George Stamper, a credit analyst with Micro-Encapsulators Corp. (MEC), needed to respond to an urgent e-mail request from the southeast sales office. The local sales manager reported that she had an opportunity to clinch an order from Miami Spice (MS) for 50 encapsulators at $10,000 each. She added that she was particularly keen to secure this order since MS was likely to have a continuing need for 50 encapsulators a year and could therefore prove a very valuable customer. However, orders of this size to a new customer generally required head office agreement, and it was therefore George’s responsibility to make a rapid assessment of MS’s creditworthiness and to approve or disapprove the sale.
Mr. Stamper knew that MS was a medium-sized company with a patchy earnings record. After growing rapidly in the 1980s, MS had encountered strong competition in its principal markets and earnings had fallen sharply. Mr. Stamper was not sure exactly to what extent this was a bad omen. New management had been brought in to cut costs, and there were some indications that the worst was over for the company. Investors appeared to agree with this assessment, for the stock price had risen to $5.80 from its low of $4.25 the previous year. Mr. Stamper had in front of him MS’s latest financial statements, which are summarized in Table 20.4. He rapidly calculated a few key financial ratios and the company’s Z score.

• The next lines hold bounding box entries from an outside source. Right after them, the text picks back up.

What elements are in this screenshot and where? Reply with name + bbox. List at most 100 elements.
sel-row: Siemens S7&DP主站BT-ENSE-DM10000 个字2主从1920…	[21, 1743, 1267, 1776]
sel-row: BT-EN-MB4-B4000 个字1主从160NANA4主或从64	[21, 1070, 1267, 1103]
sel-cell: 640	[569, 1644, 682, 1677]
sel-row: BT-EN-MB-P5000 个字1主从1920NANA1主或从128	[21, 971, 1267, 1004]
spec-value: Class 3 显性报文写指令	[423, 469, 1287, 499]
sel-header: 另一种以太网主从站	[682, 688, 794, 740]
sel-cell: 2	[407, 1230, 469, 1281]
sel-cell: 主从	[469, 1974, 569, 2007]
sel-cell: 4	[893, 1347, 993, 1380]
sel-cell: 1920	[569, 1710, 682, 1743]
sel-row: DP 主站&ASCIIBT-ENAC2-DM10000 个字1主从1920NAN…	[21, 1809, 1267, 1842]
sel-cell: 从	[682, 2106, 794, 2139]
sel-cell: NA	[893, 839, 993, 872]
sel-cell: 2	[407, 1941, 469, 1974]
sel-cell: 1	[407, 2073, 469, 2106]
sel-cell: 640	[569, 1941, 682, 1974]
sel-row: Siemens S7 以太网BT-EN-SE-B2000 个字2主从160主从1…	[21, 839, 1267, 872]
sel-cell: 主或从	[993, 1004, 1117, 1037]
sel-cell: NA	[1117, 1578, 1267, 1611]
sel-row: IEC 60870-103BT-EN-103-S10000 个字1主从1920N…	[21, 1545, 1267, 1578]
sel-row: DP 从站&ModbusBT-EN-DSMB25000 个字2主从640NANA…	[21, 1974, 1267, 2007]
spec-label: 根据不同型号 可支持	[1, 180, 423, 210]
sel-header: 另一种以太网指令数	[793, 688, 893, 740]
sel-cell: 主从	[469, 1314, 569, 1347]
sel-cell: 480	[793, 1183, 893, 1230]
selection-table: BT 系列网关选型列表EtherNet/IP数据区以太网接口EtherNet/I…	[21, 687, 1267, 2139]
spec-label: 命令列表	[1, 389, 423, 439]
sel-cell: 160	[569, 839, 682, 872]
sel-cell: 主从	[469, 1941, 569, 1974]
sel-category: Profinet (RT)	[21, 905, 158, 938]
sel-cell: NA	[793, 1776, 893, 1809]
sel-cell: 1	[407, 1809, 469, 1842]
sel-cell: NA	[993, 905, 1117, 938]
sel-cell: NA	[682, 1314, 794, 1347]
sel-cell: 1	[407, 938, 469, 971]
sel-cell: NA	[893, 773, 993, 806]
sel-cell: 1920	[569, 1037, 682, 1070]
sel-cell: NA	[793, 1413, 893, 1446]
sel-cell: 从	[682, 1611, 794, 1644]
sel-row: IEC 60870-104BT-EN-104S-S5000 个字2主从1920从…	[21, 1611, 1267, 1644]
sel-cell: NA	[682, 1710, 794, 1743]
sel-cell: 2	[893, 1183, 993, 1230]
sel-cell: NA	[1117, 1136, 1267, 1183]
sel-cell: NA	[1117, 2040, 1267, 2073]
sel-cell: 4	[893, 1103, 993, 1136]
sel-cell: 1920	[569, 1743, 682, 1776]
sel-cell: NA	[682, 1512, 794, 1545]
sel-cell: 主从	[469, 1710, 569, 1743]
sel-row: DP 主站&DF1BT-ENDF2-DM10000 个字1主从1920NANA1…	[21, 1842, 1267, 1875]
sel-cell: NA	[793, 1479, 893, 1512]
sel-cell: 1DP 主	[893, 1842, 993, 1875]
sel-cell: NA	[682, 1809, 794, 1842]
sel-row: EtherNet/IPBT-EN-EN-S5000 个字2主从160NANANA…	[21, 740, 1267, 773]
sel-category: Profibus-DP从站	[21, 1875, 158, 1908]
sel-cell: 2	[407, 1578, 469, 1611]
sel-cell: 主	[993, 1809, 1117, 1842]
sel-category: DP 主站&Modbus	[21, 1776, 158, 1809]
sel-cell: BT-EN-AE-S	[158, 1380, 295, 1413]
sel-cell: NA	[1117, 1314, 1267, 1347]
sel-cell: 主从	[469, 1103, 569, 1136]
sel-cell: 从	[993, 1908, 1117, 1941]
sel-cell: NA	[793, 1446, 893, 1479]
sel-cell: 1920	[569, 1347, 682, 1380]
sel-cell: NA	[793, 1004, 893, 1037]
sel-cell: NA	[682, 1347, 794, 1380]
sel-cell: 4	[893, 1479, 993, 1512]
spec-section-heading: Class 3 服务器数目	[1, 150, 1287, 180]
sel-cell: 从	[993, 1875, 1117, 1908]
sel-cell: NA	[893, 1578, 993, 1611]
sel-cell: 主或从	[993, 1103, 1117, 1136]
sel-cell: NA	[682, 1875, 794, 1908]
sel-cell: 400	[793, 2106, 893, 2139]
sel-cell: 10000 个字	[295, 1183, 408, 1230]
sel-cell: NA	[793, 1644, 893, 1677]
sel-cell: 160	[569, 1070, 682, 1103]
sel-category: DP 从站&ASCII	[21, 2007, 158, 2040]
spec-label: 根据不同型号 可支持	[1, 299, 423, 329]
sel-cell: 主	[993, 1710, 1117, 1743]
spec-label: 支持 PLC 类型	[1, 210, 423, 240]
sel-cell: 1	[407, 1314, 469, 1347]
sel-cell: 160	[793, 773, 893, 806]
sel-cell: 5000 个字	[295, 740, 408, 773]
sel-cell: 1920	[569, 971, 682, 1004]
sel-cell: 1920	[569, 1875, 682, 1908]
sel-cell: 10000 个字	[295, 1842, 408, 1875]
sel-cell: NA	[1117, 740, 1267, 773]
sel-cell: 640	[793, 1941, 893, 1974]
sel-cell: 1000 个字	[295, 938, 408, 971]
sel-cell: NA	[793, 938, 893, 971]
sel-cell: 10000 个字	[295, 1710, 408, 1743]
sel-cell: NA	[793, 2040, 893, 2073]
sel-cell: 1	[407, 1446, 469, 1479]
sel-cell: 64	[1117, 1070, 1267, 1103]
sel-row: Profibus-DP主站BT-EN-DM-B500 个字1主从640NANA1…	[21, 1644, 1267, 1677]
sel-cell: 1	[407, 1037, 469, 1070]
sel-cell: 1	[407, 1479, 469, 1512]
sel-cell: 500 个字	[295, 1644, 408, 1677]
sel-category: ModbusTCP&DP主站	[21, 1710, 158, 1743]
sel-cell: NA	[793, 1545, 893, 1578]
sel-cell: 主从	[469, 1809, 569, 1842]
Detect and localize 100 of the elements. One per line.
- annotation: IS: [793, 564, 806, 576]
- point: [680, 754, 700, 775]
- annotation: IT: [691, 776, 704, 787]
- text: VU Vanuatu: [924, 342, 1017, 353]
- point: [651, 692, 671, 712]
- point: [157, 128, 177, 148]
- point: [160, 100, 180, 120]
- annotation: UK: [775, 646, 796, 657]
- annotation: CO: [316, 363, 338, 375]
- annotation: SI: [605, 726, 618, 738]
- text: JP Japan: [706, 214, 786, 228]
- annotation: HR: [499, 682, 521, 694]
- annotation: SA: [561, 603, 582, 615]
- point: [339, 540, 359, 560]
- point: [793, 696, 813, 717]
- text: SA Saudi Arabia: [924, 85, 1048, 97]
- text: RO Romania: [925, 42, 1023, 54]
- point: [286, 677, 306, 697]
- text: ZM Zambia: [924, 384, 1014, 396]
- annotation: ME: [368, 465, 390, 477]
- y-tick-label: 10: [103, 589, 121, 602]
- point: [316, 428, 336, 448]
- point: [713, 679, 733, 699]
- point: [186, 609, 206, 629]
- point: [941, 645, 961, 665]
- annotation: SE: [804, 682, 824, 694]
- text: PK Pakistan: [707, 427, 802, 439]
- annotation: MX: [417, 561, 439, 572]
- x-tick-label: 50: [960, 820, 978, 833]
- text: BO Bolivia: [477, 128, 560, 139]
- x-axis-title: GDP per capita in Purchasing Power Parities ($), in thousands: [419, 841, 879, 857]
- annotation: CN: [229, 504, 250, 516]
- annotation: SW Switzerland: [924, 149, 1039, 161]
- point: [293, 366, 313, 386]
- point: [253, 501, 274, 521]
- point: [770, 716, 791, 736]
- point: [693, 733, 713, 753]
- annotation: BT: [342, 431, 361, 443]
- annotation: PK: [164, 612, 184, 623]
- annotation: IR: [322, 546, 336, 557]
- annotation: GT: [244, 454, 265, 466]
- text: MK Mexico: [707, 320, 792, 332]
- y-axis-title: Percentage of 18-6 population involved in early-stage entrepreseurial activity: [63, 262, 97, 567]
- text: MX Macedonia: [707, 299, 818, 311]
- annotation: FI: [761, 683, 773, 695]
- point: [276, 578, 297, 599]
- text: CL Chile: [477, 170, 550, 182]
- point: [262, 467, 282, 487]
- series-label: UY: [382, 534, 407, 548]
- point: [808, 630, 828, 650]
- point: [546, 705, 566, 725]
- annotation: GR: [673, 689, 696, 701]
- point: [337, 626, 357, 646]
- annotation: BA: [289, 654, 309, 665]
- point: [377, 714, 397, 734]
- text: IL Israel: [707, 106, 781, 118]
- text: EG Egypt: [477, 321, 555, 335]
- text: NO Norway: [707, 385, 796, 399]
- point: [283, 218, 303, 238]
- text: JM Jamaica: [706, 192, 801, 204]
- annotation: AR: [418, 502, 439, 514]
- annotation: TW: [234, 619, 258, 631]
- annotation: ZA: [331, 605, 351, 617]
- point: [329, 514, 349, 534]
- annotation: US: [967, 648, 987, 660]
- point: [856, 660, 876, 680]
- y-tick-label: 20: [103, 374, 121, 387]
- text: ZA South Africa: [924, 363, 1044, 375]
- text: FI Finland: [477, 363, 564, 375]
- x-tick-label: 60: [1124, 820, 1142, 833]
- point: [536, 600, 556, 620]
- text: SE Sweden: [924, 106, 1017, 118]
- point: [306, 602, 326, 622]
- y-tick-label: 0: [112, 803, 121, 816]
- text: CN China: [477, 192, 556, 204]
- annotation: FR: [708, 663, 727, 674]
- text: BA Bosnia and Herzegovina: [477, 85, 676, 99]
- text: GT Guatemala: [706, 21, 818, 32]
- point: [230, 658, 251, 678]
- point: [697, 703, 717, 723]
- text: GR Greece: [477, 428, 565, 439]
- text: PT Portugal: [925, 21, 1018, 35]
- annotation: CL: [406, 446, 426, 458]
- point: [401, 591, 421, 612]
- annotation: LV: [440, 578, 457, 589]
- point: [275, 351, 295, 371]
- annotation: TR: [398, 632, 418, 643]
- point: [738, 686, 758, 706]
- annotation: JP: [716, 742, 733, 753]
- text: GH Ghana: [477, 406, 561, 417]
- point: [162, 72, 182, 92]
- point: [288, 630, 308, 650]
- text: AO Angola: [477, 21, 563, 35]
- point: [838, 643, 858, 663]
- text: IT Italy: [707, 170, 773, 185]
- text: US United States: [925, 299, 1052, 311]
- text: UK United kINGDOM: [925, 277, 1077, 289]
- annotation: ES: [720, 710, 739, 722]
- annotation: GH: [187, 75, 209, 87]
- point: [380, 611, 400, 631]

Table 20.4 shows in the attached files as pictures.
Mr. Stamper also made a number of other checks on MS. The company had a small issue of bonds outstanding, which were rated B by Moody’s. Inquiries through MEC’s bank indicated that MS had unused lines of credit totaling $5 million but had entered into discussions with its bank for a renewal of a $15 million bank loan that was due to be repaid at the end of the year. Telephone calls to MS’s other suppliers suggested that the company had recently been 30 days late in paying its bills.
Mr. Stamper also needed to take into account the profit that the company could make on MS’s order. Encapsulators were sold on standard terms of 2/30, net 60. So if MS paid promptly, MEC would receive additional revenues of 50 × $9,800 = $490,000. However, given MS’s cash position, it was more than likely that it would forgo the cash discount and would not pay until sometime after the 60 days. Since interest rates were about 8%, any such delays in payment could reduce the present value to MEC of the revenues. Mr. Stamper also recognized that there were production and transportation costs in filling MS’s order. These worked out at $475,000, or $9,500 a unit. Corporate profits were taxed at 35%.
What can you say about Miami Spice’s creditworthiness?
What is the break-even probability of default? How is it affected by the delay before MS pays its bills?
How should George Stamper’s decision be affected by the possibility of repeat orders?